The Semantic Observability Stack
Standard OpenTelemetry (OTel) spans are designed for distributed tracing across microservices, but they lack the fields necessary to debug an LLM. When an LLM call fails semantically, you need the full prompt, the completion, the model temperature, and the specific version of the system prompt used.
Injecting these into standard logs is a recipe for storage-cost disasters and PII leaks. Instead, we use OpenLLMetry, an open-source extension of OTel that introduces semantic conventions for AI. It auto-instruments calls to providers like OpenAI or Anthropic, capturing the input and output as attributes within a span.
One major architectural challenge is the overhead. Running a complex evaluation on every request increases latency.

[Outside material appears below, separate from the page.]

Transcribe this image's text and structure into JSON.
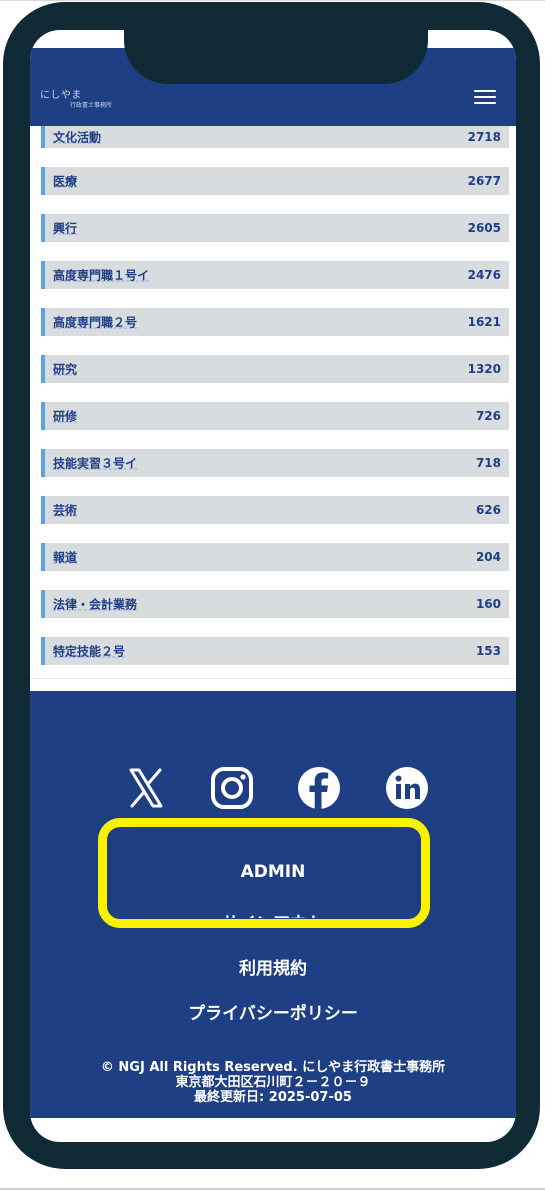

We solve this with Shadow Logging. The application thread handles the user request and immediately returns the response. Simultaneously, it pushes the trace data to an asynchronous queue (like RabbitMQ or an AWS SQS buffer). A worker pool then picks up these traces to run semantic evaluations offline.
from traceloop.sdk import Traceloop
from opentelemetry import trace
# Initialize OpenLLMetry with batched (asynchronous) span export
Traceloop.init(app_name="finance-rag-service", disable_batching=False)
tracer = trace.get_tracer(__name__)
def generate_answer(query: str, context: str):
with tracer.start_as_current_span("rag_generation") as span:
# Attach semantic attributes manually if not using auto-instrumentation.
# These follow OpenLLMetry's current gen_ai.* conventions.
span.set_attribute("gen_ai.prompt.0.content", query)
span.set_attribute("gen_ai.request.model", "gpt-4o")
# Standard inference call
response = llm_client.chat.completions.create(
model="gpt-4o",
messages=[
{"role": "system", "content": "Use only the provided context."},
{"role": "user", "content": f"Context: {context}\nQuery: {query}"}
]
)
answer = response.choices[0].message.content
span.set_attribute("gen_ai.completion.0.content", answer)
return answer
By decoupling the evaluation from the inference path, we protect the user experience while still capturing the data needed for forensic analysis. If a user reports a bad answer, we can look up the exact trace ID in Arize Phoenix and see the retrieved chunks that led to the error.
Quantifying Quality: Implementing the RAG Triad
Measuring the quality of a RAG system requires more than a single "accuracy" score. We use the RAG Triad, a framework popularized by TruLens, which decomposes the pipeline into three measurable relationships:
- Context Relevance: How much of the retrieved information is actually relevant to the query? If your vector DB returns 10 chunks but only chunk 8 contains the answer, relevance is low.
- Groundedness: Is the answer derived only from the retrieved context? This detects hallucinations where the LLM uses its internal training data instead of your proprietary docs.
- Answer Relevance: Does the response actually address the user's intent?
To automate these metrics, we use the RAGAS library, which implements the same three relationships under its own metric names: Faithfulness (the analog of groundedness), Context Precision (a ranking-aware measure of retrieval relevance), and Answer Relevancy. It uses a "Judge" model (usually a stronger model like GPT-4o) to score these metrics on a scale of 0 to 1.
For production reliability, we don't just rely on live sampling. We maintain a Golden Set. This is a curated JSON file of 50-100 high-stakes query-context-answer triples. During CI/CD, we run the current pipeline against this set. If the Faithfulness score drops below a threshold (e.g., 0.85), the build fails. This prevents regression when updating embedding models or changing chunking strategies, such as switching from fixed-size 512-token windows to recursive character splitting.
Referencing the Meta CRAG benchmark provides a standard for how these datasets should be structured to handle ambiguous or dynamic information. Without a Golden Set, you're just guessing whether your new prompt is better than the last one.
Architecting LLM-as-a-Judge at Scale
Running a judge model on 100% of traffic is prohibitively expensive. At 1,000 requests per second, evaluating every response with GPT-4o would bankrupt the project. Instead, we implement a sidecar evaluation service that samples 5% of production traffic.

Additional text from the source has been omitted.